JACKSON, Miss. (AP) — Mississippi lawmakers will hold a single day of public hearings next week to start the monthslong process of writing a state budget.
Hearings are set for Monday at the Woolfolk state office building, across the street from the state Capitol in downtown Jackson. State agencies already have submitted requests for the 2020 budget year, which begins July 1, 2019.
The 14-member Joint Legislative Budget Committee used to hold several days of hearings each September to ask questions of state agency leaders. The schedule has been condensed to a single day with only a few agencies:— the Public Employees Retirement System; the departments of corrections, education and public safety; Medicaid; and Child Protective Services.
Among those not on the public hearings list are universities, community colleges and the Health Department.
Senate Appropriations Committee Chairman Eugene "Buck" Clarke, a Republican from Hollandale, said Tuesday that all the agencies appearing during the hearings have had "unique issues" and lawmakers want to ask questions about those. For example, he cited the Department of Education's recent decision to stop development of a $5.5 million software project after spending $840,000 in federal money that can't be recovered. Clarke called the project a "throwaway" of money.

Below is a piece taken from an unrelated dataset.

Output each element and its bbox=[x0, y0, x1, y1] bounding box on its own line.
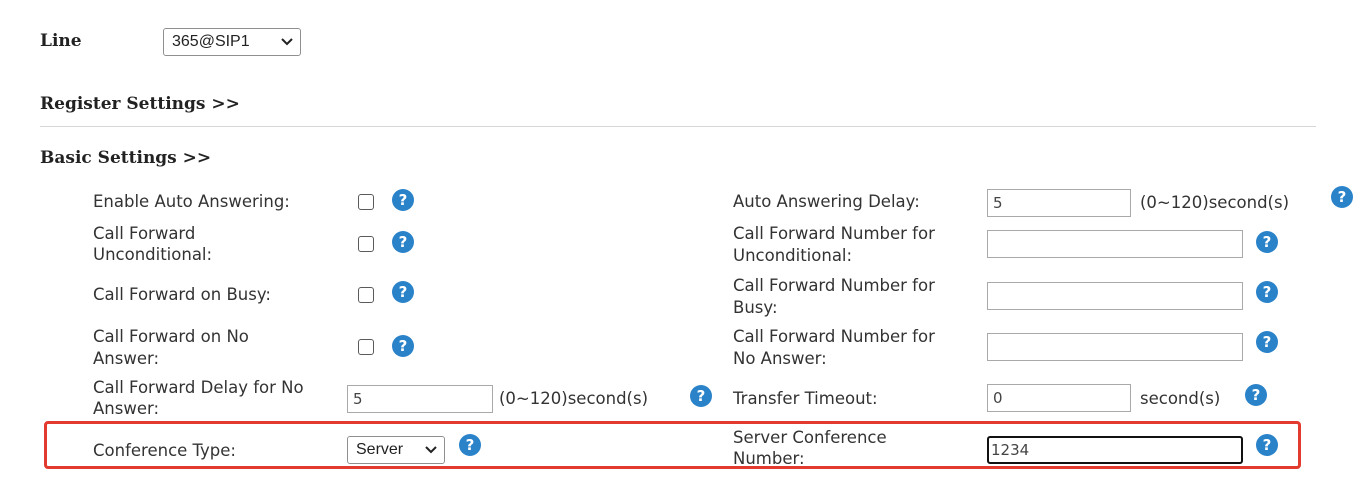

Clarke also said he intends to ask why the retirement system is requesting an increase for what state and local governments pay into pensions.
"The stock market has done pretty well the past year or two," Clarke told The Associated Press. "I just want to hear a detailed explanation."
Republican Rep. John Read of Gautier, who leads the House Appropriations Committee, said in a separate interview Tuesday that he wants to ask Department of Public Safety executives about long lines at driver's license offices on the Gulf Coast and in the metro Jackson area.
"That's just unacceptable," Read said.
Read said budget writers are trying to gauge whether state tax collections will continue to meet or exceed expectations. The Legislative Budget Office said Monday that for the first two months of the current budget year, state revenue was $17.8 million higher than lawmakers predicted it would be.